During his time at Grand Haven, Nicholson has collected a long list of accomplishments: All-Conference in cross country (2014-17), All-Region in cross country (2014-17), was one of only three runners in the state to qualify for the state finals four years in a row, All-State in cross country (2014-17), regional champion in cross country (2015), West Michigan runner of the year (2016), state qualifier in track (2017), All-Conference in track (2017-18), All-Region in track (2017) and regional champion in the 3,200-meter run in 2017.
He holds school records in the 3,200 run (9:21) and the 5K (15:30), was an MHSAA Scholar-Athlete of the Year in 2018, O-K Red Athlete of the Year in 2018, Academic All-State in 2014-17, was named Grand Haven Tribune Athlete of the Year in 2017, and will graduate with a GPA of 3.7.
Grand Haven boys cross country/distance coach John Tarr
On what makes Jack such a special athlete:
"Jack has a ton of natural talent, but he works hard and has high expectations for himself. At Grand Haven, we have what I call the ‘middle school misconception,’ and that's when a kid was ‘all that’ in eighth grade and thinks he doesn't have to work to be great in high school. Jack never had that egocentric attitude, and he realized right away that regardless of how good he is, he was going to have to work hard to be great."
On what Jack's goals for the season:
"Our individual goals were for him to be All-Conference and All-Region for the fourth time in a row and to be All-State again. But, our biggest goal was for him to lead us to the O-K Red Conference Championship in cross country and a top 10 finish in the state, which he did for us. The other goal was to get him to run for the University of Michigan, which he will do next year."
On training changes this school year:
"Every season is a little different for guys, as they mature, so we ran some harder, tougher practices in cross country. Track was a whole different situation this year, because of the poor weather. We had to alter a lot of workouts during that shortened season and just get any training in that we possibly could."
On initial impression of Jack as a freshman:
"He ran a 16:50 in his first race of high school, and I knew he was destined for a great high school career after that. I just had to make sure I didn't screw him up. But, it took some work. He didn't always listen to how he was supposed to run his races, and he didn't know how to pace himself. He was really raw and ran like a middle school kid thinking he was going to hold back then pass the field with a spectacular kick in the last 100 meters. It was fun tweaking his races as a freshman and fun to watch him figure it out as he went along."
On the biggest challenge in coaching Jack:
"Jack worries about everything. He overanalyzes his races and wants to know how to get better, and that's good. But, we had to teach him how to relax, how to pay attention to the field and how to use his talents in various parts of his races to get better. In the end, I'd say 95 percent of his races over four years were great races."
On favorite coaching moment with Jack thus far:
"Watching him become a great leader and mentor on our team this year. Previous to this season, he let others lead, mostly because we had such great leaders for his first three years.

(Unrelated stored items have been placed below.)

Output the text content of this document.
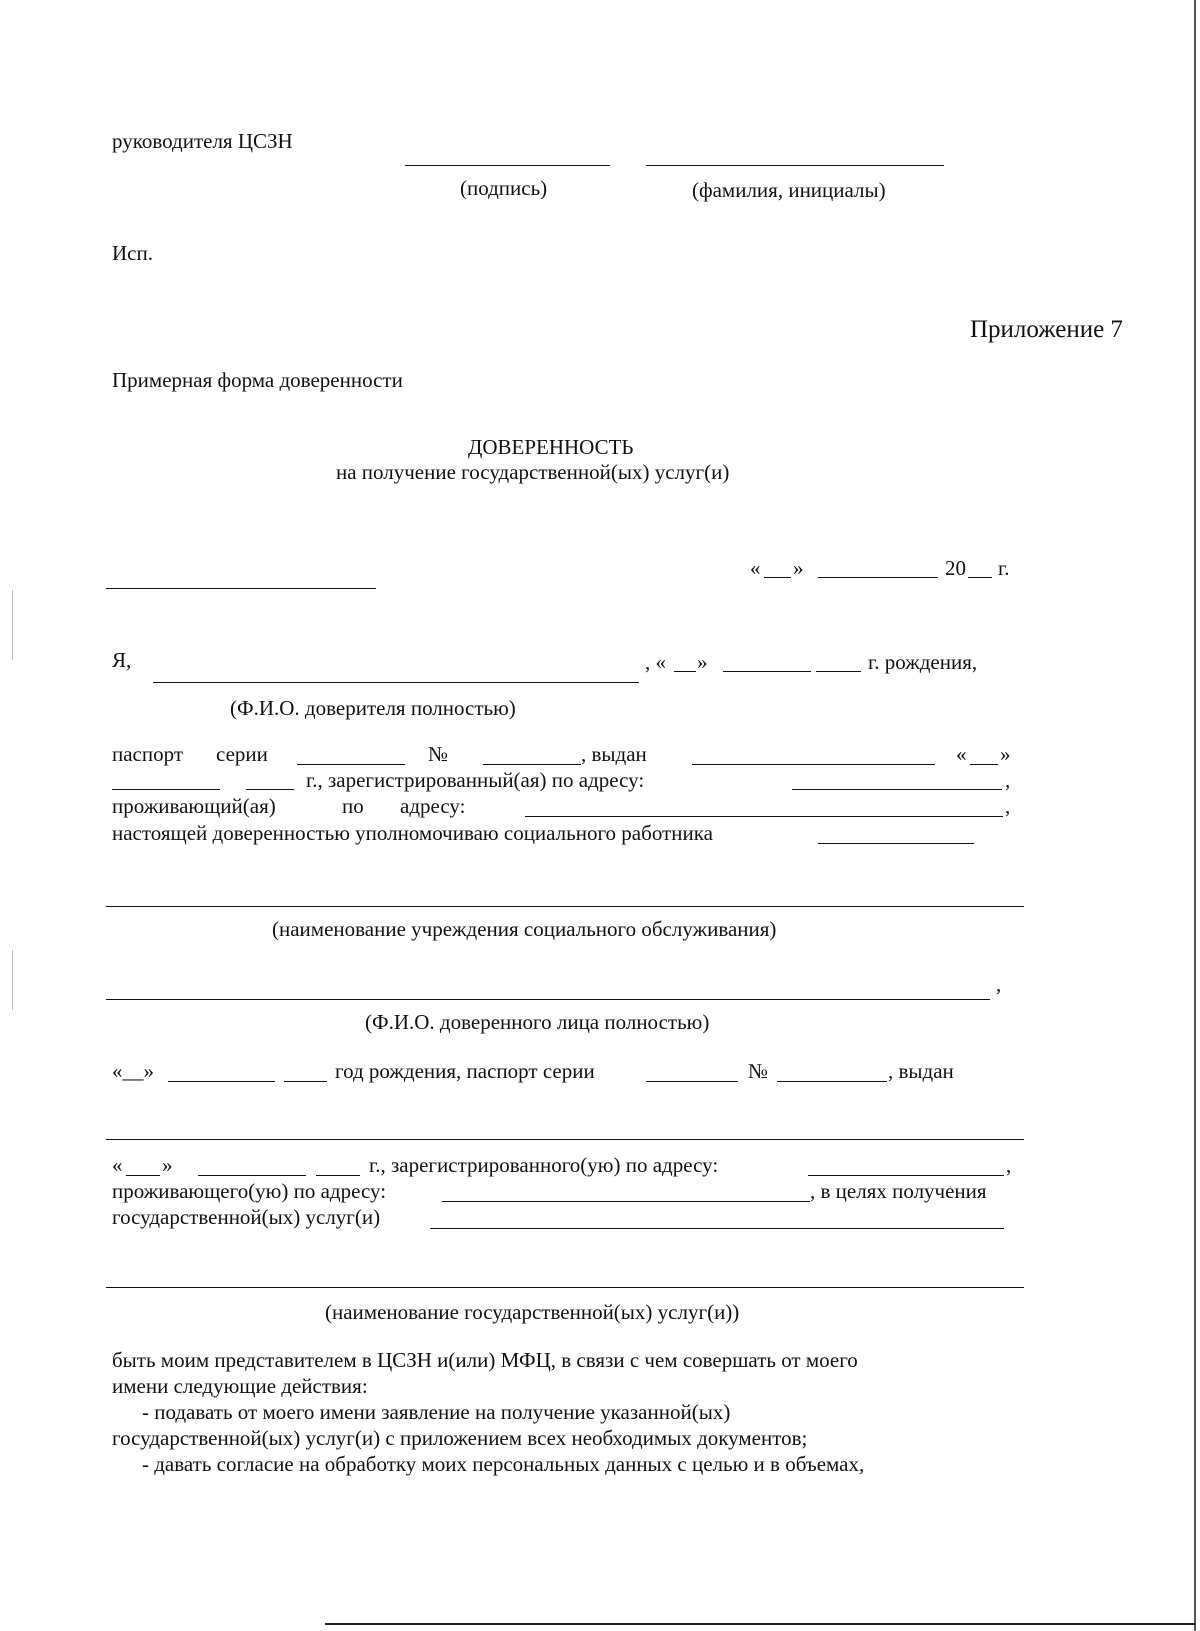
руководителя ЦСЗН
(подпись)	(фамилия, инициалы)
Исп.
Приложение 7
Примерная форма доверенности
ДОВЕРЕННОСТЬ
на получение государственной(ых) услуг(и)
« »	20 г.
Я,	, « »	г. рождения,
(Ф.И.О. доверителя полностью)
паспорт серии	№	, выдан	« »
г., зарегистрированный(ая) по адресу:	,
проживающий(ая)	по адресу:	,
настоящей доверенностью уполномочиваю социального работника
(наименование учреждения социального обслуживания)
,
(Ф.И.О. доверенного лица полностью)
«__»	год рождения, паспорт серии	№	, выдан
« »	г., зарегистрированного(ую) по адресу:	,
проживающего(ую) по адресу:	, в целях получения
государственной(ых) услуг(и)
(наименование государственной(ых) услуг(и))
быть моим представителем в ЦСЗН и(или) МФЦ, в связи с чем совершать от моего
имени следующие действия:
- подавать от моего имени заявление на получение указанной(ых)
государственной(ых) услуг(и) с приложением всех необходимых документов;
- давать согласие на обработку моих персональных данных с целью и в объемах,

But this year, he took charge, he taught the other guys how to lead, he was inspirational before races and talked kids up — and that ability and willingness to lead will be invaluable to him the rest of his life in whatever he chooses to do."
On breakthrough game/moment:
"I think (it) was when he was the regional champion in the 3,200 meter his junior year. He ran a flawless race, just the way we planned it out. He focused well during the race and listened to me coach him, and he won with a new school record. Other coaches were congratulating him and I after the race. It was an impressive performance."
On career ceiling as an athlete:
"It's hard to say. He's going to run at the University of Michigan next year, and that's an entirely different world. If he does the weight training, makes himself stronger, and listens to Kevin Sullivan (the U-M coach), he'll be a great contributor to that program. He's a great student and a smart, talented kid, he just has to always remember to be as tough as he is smart."
On Jack's impact on the program:
"The enthusiasm he brings to our team, his infectious desire to win, his leadership, the way he's just a regular guy with his teammates, and his unique quirky personality. He's smart, but he's his own person. He's got the heart of an artist but the intelligence of a scholar. His sense of humor combined with mine has lightened our mutual responsibilities during our challenges and has helped many kids to buy into what we do on this team."
On Jack's impact on him as a coach:
"I often joke around with him that his greatest impact has been to make me seem like an awesome coach throughout the entire state. He's made me look like a genius. He's also reminded me that every kid is different, and that I have to treat, train and inspire each one of them in a different way. There is no ‘one size fits all’ in life anymore. Jack's impact has been to remind me that in order to get the most out of an athlete, I have to know them as an individual and train them that way."